La admirable labor de liberar una tradición de lo caduco mientras se conserva intacto el núcleo de las viejas virtudes, la aceptación del presente y la anticipación del futuro, eso es lo que llamamos Suecia

Lecciones clave

  • Habla por algo más grande que tú mismo. Mistral nunca reclama el premio solo para sí misma: siempre habla por la democracia chilena, por los poetas latinoamericanos, por las lenguas española y portuguesa. Esta técnica de expandir el logro personal en representación colectiva es uno de los movimientos más poderosos disponibles para cualquier orador. Cuando recibas reconocimiento, conéctalo con la comunidad que lo hizo posible.
  • Usa la brevedad como forma de elegancia. En solo cinco párrafos, Mistral dice todo lo que necesita decirse. No explica en exceso, no enumera sus logros y no se detiene en su propia biografía. La contención misma se convierte en una declaración retórica: confía en que la audiencia sabe por qué está allí. En contextos ceremoniales, decir menos casi siempre dice más.

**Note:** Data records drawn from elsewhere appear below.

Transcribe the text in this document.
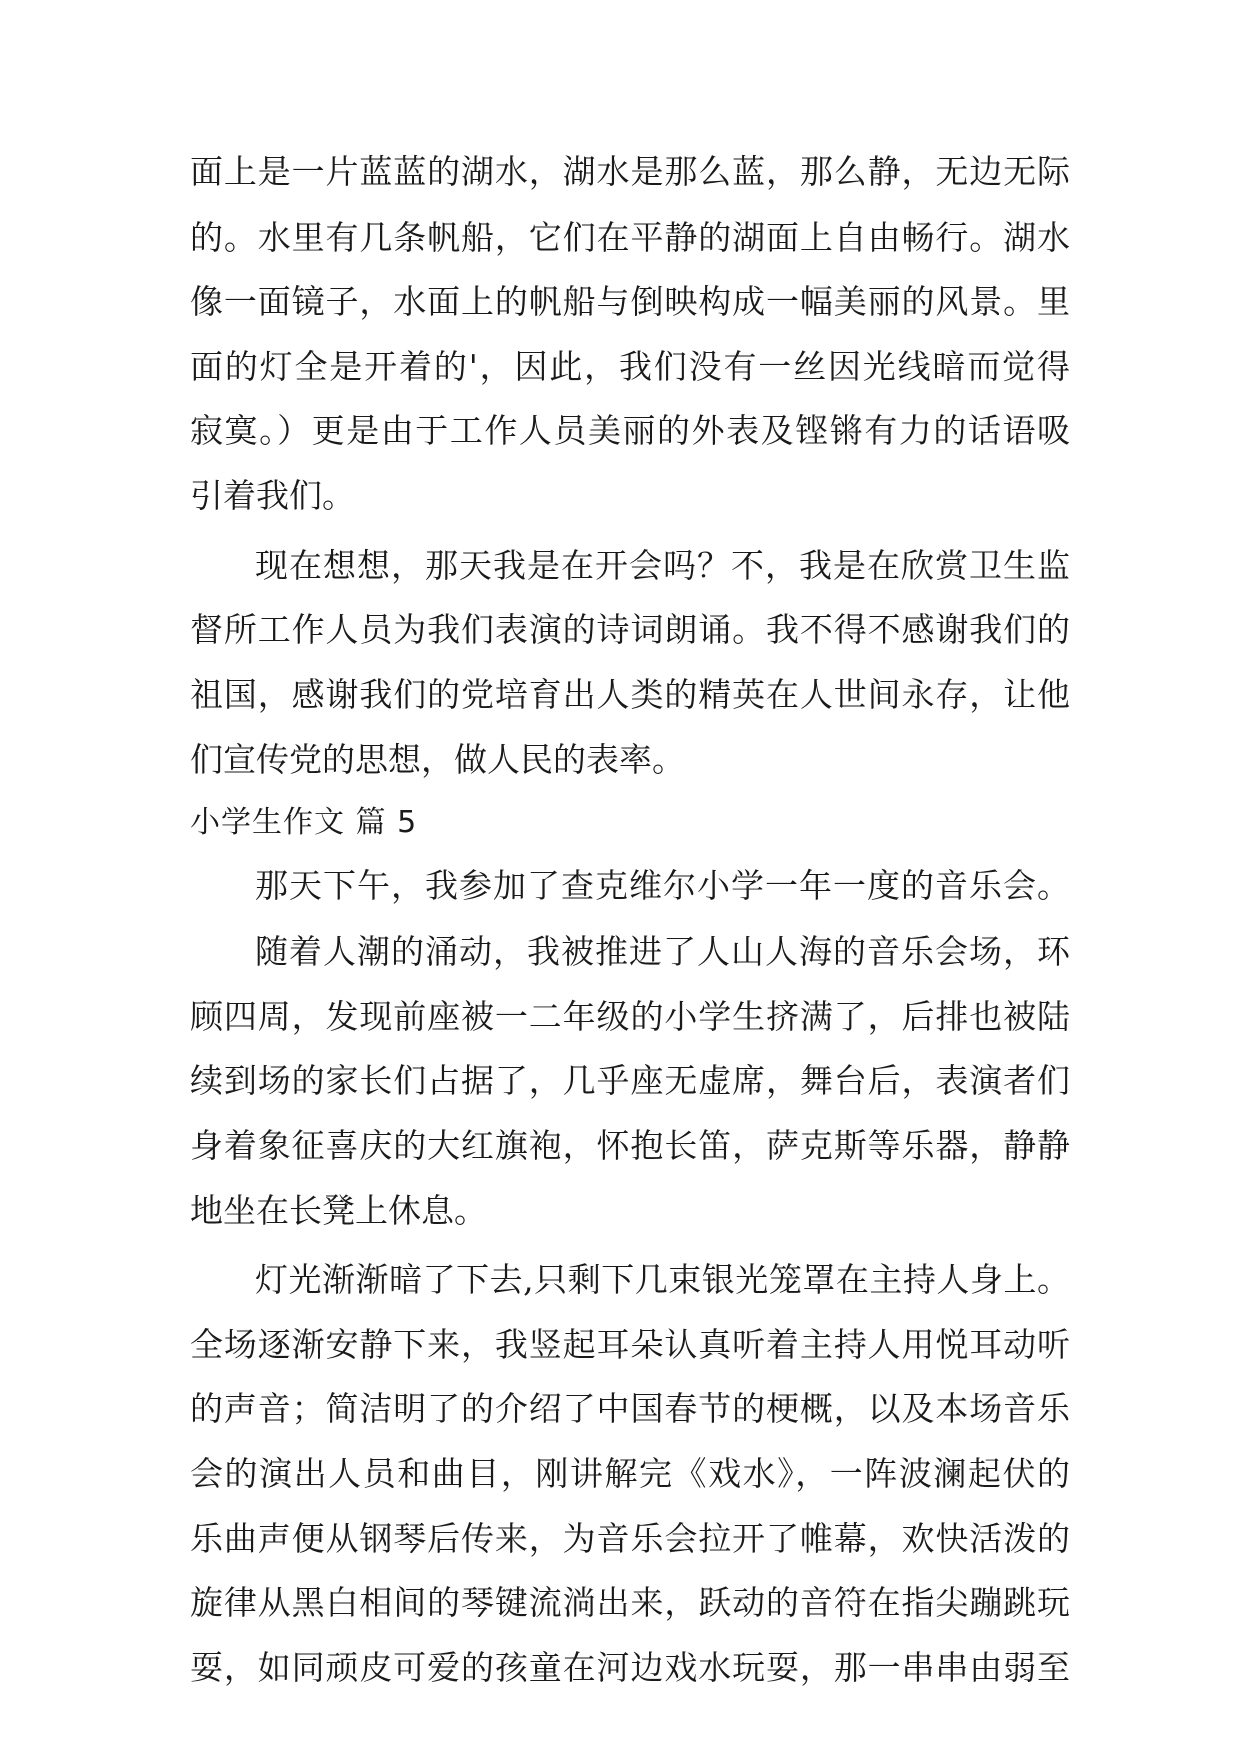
面上是一片蓝蓝的湖水，湖水是那么蓝，那么静，无边无际
的。水里有几条帆船，它们在平静的湖面上自由畅行。湖水
像一面镜子，水面上的帆船与倒映构成一幅美丽的风景。里
面的灯全是开着的'，因此，我们没有一丝因光线暗而觉得
寂寞。）更是由于工作人员美丽的外表及铿锵有力的话语吸
引着我们。
现在想想，那天我是在开会吗？不，我是在欣赏卫生监
督所工作人员为我们表演的诗词朗诵。我不得不感谢我们的
祖国，感谢我们的党培育出人类的精英在人世间永存，让他
们宣传党的思想，做人民的表率。
小学生作文 篇 5
那天下午，我参加了查克维尔小学一年一度的音乐会。
随着人潮的涌动，我被推进了人山人海的音乐会场，环
顾四周，发现前座被一二年级的小学生挤满了，后排也被陆
续到场的家长们占据了，几乎座无虚席，舞台后，表演者们
身着象征喜庆的大红旗袍，怀抱长笛，萨克斯等乐器，静静
地坐在长凳上休息。
灯光渐渐暗了下去,只剩下几束银光笼罩在主持人身上。
全场逐渐安静下来，我竖起耳朵认真听着主持人用悦耳动听
的声音；简洁明了的介绍了中国春节的梗概，以及本场音乐
会的演出人员和曲目，刚讲解完《戏水》，一阵波澜起伏的
乐曲声便从钢琴后传来，为音乐会拉开了帷幕，欢快活泼的
旋律从黑白相间的琴键流淌出来，跃动的音符在指尖蹦跳玩
耍，如同顽皮可爱的孩童在河边戏水玩耍，那一串串由弱至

  • Elogia a tus anfitriones como forma de presentar tu argumento. Cada cumplido que Mistral dedica a Suecia contiene una reivindicación implícita del lugar de América Latina en la cultura mundial. Esta técnica de indirección diplomática --argumentar elogiando en lugar de afirmando-- es esencial cuando necesitas defender una causa sin parecer que haces cabildeo.

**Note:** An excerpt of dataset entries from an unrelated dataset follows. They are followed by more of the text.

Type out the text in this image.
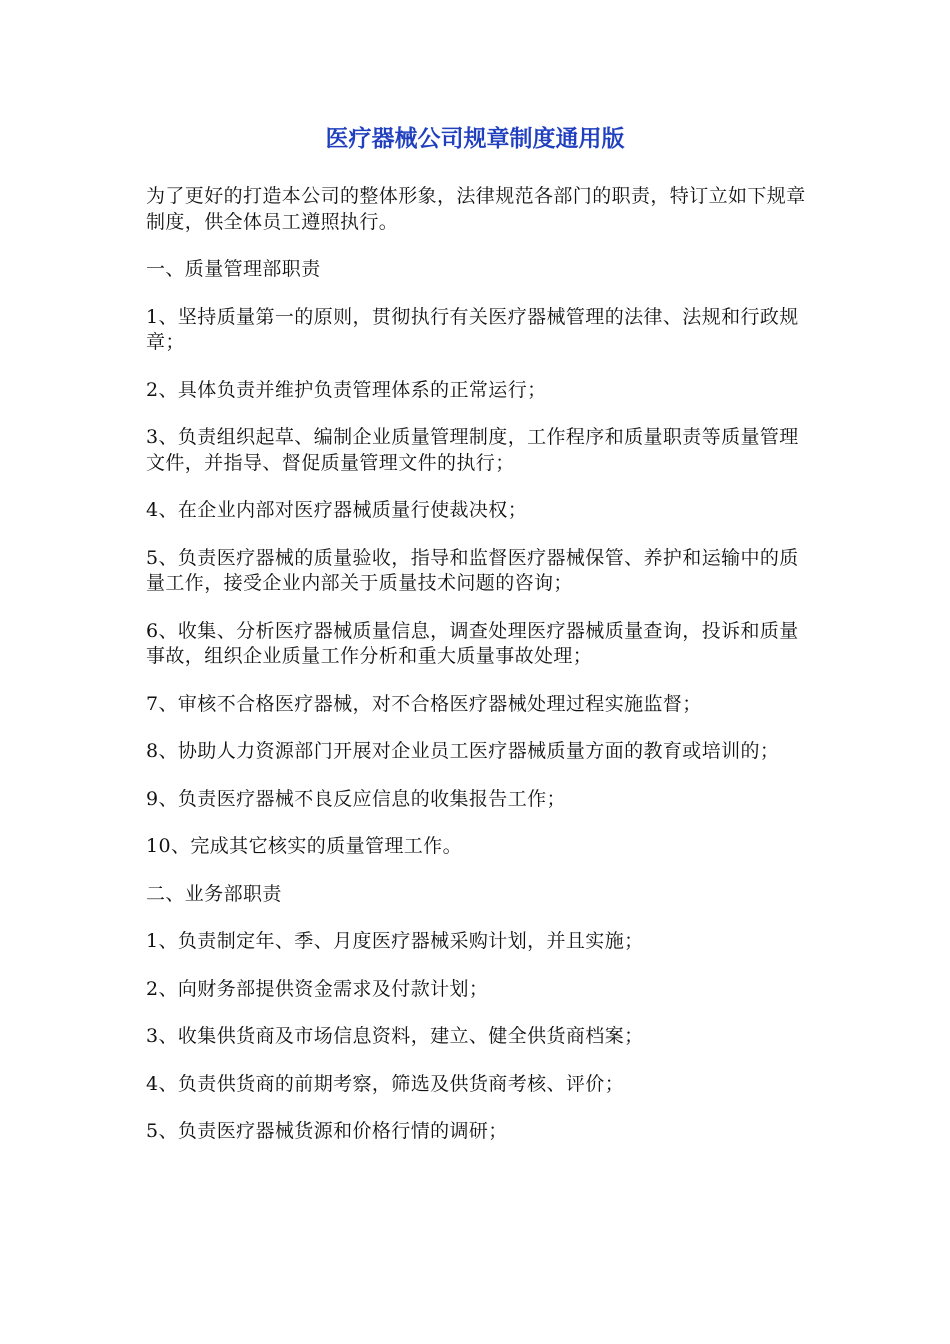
医疗器械公司规章制度通用版

为了更好的打造本公司的整体形象，法律规范各部门的职责，特订立如下规章制度，供全体员工遵照执行。

一、质量管理部职责

1、坚持质量第一的原则，贯彻执行有关医疗器械管理的法律、法规和行政规章；

2、具体负责并维护负责管理体系的正常运行；

3、负责组织起草、编制企业质量管理制度，工作程序和质量职责等质量管理文件，并指导、督促质量管理文件的执行；

4、在企业内部对医疗器械质量行使裁决权；

5、负责医疗器械的质量验收，指导和监督医疗器械保管、养护和运输中的质量工作，接受企业内部关于质量技术问题的咨询；

6、收集、分析医疗器械质量信息，调查处理医疗器械质量查询，投诉和质量事故，组织企业质量工作分析和重大质量事故处理；

7、审核不合格医疗器械，对不合格医疗器械处理过程实施监督；

8、协助人力资源部门开展对企业员工医疗器械质量方面的教育或培训的；

9、负责医疗器械不良反应信息的收集报告工作；

10、完成其它核实的质量管理工作。

二、业务部职责

1、负责制定年、季、月度医疗器械采购计划，并且实施；

2、向财务部提供资金需求及付款计划；

3、收集供货商及市场信息资料，建立、健全供货商档案；

4、负责供货商的前期考察，筛选及供货商考核、评价；

5、负责医疗器械货源和价格行情的调研；
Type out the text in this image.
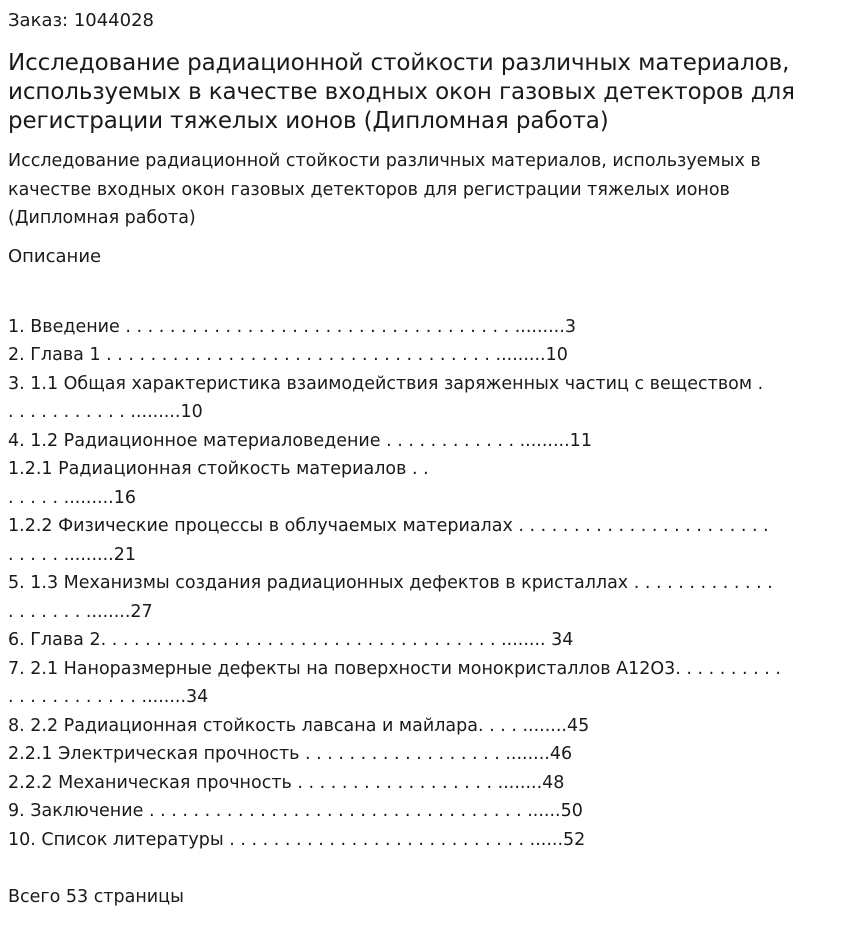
Заказ: 1044028
Исследование радиационной стойкости различных материалов, используемых в качестве входных окон газовых детекторов для регистрации тяжелых ионов (Дипломная работа)
Исследование радиационной стойкости различных материалов, используемых в качестве входных окон газовых детекторов для регистрации тяжелых ионов (Дипломная работа)
Описание
1. Введение . . . . . . . . . . . . . . . . . . . . . . . . . . . . . . . . . . . .........3
2. Глава 1 . . . . . . . . . . . . . . . . . . . . . . . . . . . . . . . . . . . .........10
3. 1.1 Общая характеристика взаимодействия заряженных частиц с веществом .
. . . . . . . . . . . .........10
4. 1.2 Радиационное материаловедение . . . . . . . . . . . . .........11
1.2.1 Радиационная стойкость материалов . .
. . . . . .........16
1.2.2 Физические процессы в облучаемых материалах . . . . . . . . . . . . . . . . . . . . . . .
. . . . . .........21
5. 1.3 Механизмы создания радиационных дефектов в кристаллах . . . . . . . . . . . . .
. . . . . . . ........27
6. Глава 2. . . . . . . . . . . . . . . . . . . . . . . . . . . . . . . . . . . . ........ 34
7. 2.1 Наноразмерные дефекты на поверхности монокристаллов А12О3. . . . . . . . . .
. . . . . . . . . . . . ........34
8. 2.2 Радиационная стойкость лавсана и майлара. . . . ........45
2.2.1 Электрическая прочность . . . . . . . . . . . . . . . . . . ........46
2.2.2 Механическая прочность . . . . . . . . . . . . . . . . . . ........48
9. Заключение . . . . . . . . . . . . . . . . . . . . . . . . . . . . . . . . . . ......50
10. Список литературы . . . . . . . . . . . . . . . . . . . . . . . . . . . ......52
Всего 53 страницы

  • Encuentra valores compartidos para tender puentes sobre la distancia cultural. Mistral identifica la democracia, la tradición y la confianza marítima como terreno común entre Chile y Suecia. Cuando hables ante una audiencia que puede no conocer tu mundo, busca los valores universales que los conectan en lugar de enfatizar las diferencias que los separan.
  • Deja que la humildad haga el trabajo de la autoridad. Al llamar a su premio 'un inmerecido golpe de fortuna,' Mistral paradójicamente aumenta su estatura moral. La audiencia sabe que se ha ganado el premio; su negativa a reclamarlo como merecido la hace parecer aún más digna. La modestia genuina --cuando no es falsa ni performativa-- es una de las cualidades más persuasivas que un orador puede exhibir.
Consejo del trainer

Estudia cómo Mistral maneja el desafío más difícil del discurso ceremonial: decir algo significativo en un formato que normalmente produce cortesías olvidables. Su secreto es la técnica de expansión de identidad. Comienza con 'yo' y amplía sistemáticamente el marco hasta hablar por todo un hemisferio. Prueba esto en tus propios discursos de aceptación o brindis: comienza con lo personal ('Me honra'), expande a lo comunitario ('esto representa a todos los que...'), y llega a lo universal ('lo que este momento significa para...'). La ampliación en tres pasos da incluso a un discurso breve una sensación de ocasión y peso. Observa también su ritmo: no se apresura. Cada párrafo es un pensamiento completo, y las transiciones entre ellos se sienten naturales en lugar de forzadas. En contextos ceremoniales, resiste el impulso de incluir todo lo que quieres decir. Elige cinco ideas, da a cada una espacio para respirar, y confía en que la audiencia llenará lo que dejas sin decir.